Once I had a satisfying reason for my main character, Sadie, to break a mirror and get caught up in such a dire predicament (I’m not going to tell you how she breaks it—you have to read the book!), I was fairly confident I could make the plot work.
What is society like?
The next step was to take a hard look at how life in this alternate world would be affected by the skewed parameters I was imposing.
First, how would society respond to the disparities between the lucky and the less fortunate? In a town where so much hinges on this one fantastical element, what precautions would be taken to prevent the horrendous luck of some from complicating the charmed lives of others? Whatever the society’s response would be, I knew it should have a significant impact on my main character.
Solution: The Luck Test, a sorting process for the inhabitants of Fortune Falls. Because this is a middle grade novel, it only made sense for Sadie’s entire destiny to be determined by this test at the ripe old age of twelve. And, of course, she would have to face this test after breaking the mirror (gotta compound the problem, right?)
If lucky items were easy to come by, the solution to all of Sadie’s problems would be too easy. Therefore, I had to build an economy for Fortune Falls where supply and demand drove up prices for four-leaf clovers, rabbit’s feet, and lucky horseshoes. To illustrate this idea, I added a scene at Lucky CharmZ, which is basically a black-market shop for all things luck-related, and contrasted it with the boutiques where the more fortunate citizens do their shopping.
What rules are there governing the magic/lucky charms?
Another part of building the economy was making the rare charms consumable, and assigning a value (based on the length of effectiveness) to each one.
Setting these imitations and creating rules around how the charms would work allowed me to create an atmosphere where it wasn’t entirely impossible for Sadie to reverse her luck but was unlikely enough to present a sufficient challenge.

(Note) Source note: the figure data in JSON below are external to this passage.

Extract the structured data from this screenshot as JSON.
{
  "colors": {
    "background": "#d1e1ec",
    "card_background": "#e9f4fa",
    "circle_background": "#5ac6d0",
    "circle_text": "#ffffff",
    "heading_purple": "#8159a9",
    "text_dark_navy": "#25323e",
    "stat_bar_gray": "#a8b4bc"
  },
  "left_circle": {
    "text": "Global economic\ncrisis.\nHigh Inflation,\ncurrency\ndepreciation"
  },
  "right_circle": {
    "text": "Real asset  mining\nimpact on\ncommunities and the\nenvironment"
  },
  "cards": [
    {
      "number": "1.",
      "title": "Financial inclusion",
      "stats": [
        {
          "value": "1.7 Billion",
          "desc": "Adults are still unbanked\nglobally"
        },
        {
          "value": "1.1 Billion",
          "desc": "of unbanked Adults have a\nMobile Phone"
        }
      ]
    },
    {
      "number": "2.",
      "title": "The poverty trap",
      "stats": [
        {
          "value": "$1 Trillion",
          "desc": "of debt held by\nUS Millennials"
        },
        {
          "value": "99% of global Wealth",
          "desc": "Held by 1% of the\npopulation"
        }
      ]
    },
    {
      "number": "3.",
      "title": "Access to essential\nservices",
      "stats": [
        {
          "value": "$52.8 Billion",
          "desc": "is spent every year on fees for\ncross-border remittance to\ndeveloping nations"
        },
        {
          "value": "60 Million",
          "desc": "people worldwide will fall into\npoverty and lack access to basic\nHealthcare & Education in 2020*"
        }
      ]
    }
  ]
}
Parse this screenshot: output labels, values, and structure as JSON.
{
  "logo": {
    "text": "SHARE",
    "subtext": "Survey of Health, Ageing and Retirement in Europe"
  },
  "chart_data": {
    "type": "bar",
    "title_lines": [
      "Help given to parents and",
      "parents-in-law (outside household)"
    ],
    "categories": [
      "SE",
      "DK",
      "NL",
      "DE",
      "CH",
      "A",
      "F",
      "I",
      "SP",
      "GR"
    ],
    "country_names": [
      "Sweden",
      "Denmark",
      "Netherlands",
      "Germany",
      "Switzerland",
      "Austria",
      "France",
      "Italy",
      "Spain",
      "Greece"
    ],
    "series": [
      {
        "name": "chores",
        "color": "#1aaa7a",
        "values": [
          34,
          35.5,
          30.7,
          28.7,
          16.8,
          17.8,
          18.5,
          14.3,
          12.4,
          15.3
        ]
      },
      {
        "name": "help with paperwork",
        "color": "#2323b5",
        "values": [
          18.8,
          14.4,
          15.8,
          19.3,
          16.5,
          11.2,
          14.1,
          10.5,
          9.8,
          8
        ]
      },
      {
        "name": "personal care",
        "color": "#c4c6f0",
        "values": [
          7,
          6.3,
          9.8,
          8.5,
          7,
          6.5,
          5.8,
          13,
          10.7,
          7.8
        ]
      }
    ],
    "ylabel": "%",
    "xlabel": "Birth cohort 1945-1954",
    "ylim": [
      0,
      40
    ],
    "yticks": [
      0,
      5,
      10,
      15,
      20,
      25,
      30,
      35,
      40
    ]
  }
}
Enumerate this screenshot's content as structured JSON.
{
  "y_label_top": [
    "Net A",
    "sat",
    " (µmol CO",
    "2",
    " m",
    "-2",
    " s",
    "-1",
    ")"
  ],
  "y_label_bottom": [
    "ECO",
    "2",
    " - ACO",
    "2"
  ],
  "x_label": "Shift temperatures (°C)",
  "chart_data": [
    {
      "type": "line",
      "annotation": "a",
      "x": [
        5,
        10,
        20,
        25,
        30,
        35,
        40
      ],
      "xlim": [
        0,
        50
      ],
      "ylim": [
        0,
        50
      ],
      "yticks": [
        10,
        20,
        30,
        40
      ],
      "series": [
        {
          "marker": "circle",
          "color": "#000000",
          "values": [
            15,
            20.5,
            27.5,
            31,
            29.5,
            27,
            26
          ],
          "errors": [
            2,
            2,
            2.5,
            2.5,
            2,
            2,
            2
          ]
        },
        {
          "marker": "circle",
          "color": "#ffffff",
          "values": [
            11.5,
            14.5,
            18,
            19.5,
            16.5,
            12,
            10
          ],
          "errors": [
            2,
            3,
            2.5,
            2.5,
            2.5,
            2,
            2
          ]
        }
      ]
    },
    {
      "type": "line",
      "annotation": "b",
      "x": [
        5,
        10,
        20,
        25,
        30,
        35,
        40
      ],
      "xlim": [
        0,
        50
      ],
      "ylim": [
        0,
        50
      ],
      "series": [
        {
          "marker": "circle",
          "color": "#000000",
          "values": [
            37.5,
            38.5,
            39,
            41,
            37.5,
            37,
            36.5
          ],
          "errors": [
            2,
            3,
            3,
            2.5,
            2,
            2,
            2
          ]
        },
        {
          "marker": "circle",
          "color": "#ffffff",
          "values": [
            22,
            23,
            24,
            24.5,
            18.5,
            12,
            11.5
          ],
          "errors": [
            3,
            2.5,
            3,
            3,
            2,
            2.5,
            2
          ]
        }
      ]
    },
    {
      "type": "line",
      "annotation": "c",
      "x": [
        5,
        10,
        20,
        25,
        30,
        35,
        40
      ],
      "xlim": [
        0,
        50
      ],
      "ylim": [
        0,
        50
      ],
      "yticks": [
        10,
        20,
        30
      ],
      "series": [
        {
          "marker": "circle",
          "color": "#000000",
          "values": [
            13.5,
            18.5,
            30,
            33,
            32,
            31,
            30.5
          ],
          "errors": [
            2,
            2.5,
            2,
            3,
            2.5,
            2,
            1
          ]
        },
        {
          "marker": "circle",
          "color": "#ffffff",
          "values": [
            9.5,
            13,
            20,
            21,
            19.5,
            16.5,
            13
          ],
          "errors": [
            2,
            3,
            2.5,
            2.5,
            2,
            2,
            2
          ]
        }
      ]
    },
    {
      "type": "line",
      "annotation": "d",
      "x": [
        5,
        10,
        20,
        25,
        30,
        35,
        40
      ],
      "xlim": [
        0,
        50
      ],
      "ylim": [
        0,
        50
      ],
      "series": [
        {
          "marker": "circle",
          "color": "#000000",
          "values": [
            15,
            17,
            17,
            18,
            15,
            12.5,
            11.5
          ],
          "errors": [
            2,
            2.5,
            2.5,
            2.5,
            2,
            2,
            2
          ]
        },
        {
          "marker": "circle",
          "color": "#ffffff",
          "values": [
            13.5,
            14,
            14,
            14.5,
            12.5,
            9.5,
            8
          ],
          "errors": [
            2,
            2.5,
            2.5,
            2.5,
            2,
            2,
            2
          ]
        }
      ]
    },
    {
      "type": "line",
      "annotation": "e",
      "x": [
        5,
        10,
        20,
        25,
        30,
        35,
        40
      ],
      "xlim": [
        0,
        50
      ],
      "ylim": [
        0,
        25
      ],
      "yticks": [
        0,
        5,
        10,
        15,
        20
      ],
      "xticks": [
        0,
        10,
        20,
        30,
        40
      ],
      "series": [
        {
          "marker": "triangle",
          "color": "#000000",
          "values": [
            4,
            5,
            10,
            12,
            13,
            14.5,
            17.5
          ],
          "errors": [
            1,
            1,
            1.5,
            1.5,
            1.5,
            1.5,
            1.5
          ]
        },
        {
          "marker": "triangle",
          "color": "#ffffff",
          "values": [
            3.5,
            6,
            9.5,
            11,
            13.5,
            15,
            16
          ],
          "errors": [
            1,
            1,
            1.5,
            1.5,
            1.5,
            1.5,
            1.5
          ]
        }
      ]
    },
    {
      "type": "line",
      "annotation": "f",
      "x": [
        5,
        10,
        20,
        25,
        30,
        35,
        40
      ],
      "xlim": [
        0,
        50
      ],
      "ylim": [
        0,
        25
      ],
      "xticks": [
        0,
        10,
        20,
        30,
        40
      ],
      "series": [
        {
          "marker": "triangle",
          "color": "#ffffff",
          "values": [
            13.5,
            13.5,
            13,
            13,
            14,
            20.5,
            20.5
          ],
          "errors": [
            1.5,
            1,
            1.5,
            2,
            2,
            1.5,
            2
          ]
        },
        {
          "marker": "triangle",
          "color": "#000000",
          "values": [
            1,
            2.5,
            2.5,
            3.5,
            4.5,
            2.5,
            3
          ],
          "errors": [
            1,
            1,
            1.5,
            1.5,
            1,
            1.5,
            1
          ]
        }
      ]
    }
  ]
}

How does living in this world affect my main character’s daily Life?
After I tackled some of the larger scale questions, it was time to look at how Sadie’s daily life would be affected. I wanted to impress upon the audience from the very beginning what a burden it would be for a hapless person to live in a world where bad luck was far more than an inconvenience. So in the very first chapter, I put Sadie in a situation familiar to most school-aged children—walking down a sidewalk and avoiding cracks. Then I twisted the lens by showing a mother with a halo cast, an “all too common sight in Fortune Falls.” Providing this bridge of the familiar and then skewing the expected outcome, or gravity of the situation, was crucial for building a strange, but believable world.
Exploring what impact all of this would have on Sadie’s character was the final, fundamental aspect of making this outlandish tale seem possible. Knowing that fate wasn’t on her side, it seemed unlikely that Sadie would be bold and reckless. But I couldn’t have her be too disparaged either, or it wouldn’t be believable that she was resilient enough to overcome the obstacles before her. It was clear she needed places in her life where she could find redemption. This redemption comes for Sadie in the form of friendship and learning to rely on her own cleverness and aptitude to see her way through some very bleak times.
Once I restructured my approach to writing Fortune Falls, things went much smoother. Writing is forever a learning process. At least I know now that if I’m going to set my stories in twisted worlds, I must ask myself some very probing questions before I ever start building.
Jenny Goebel is the author of Fortune Falls, Grave Images, and The 39 Clues: Doublecross Book 3: Mission Hurricane. She lives in Colorado with her husband and three sons who avoid stepping on cracks and walking under ladders, but have been known to consort with black cats.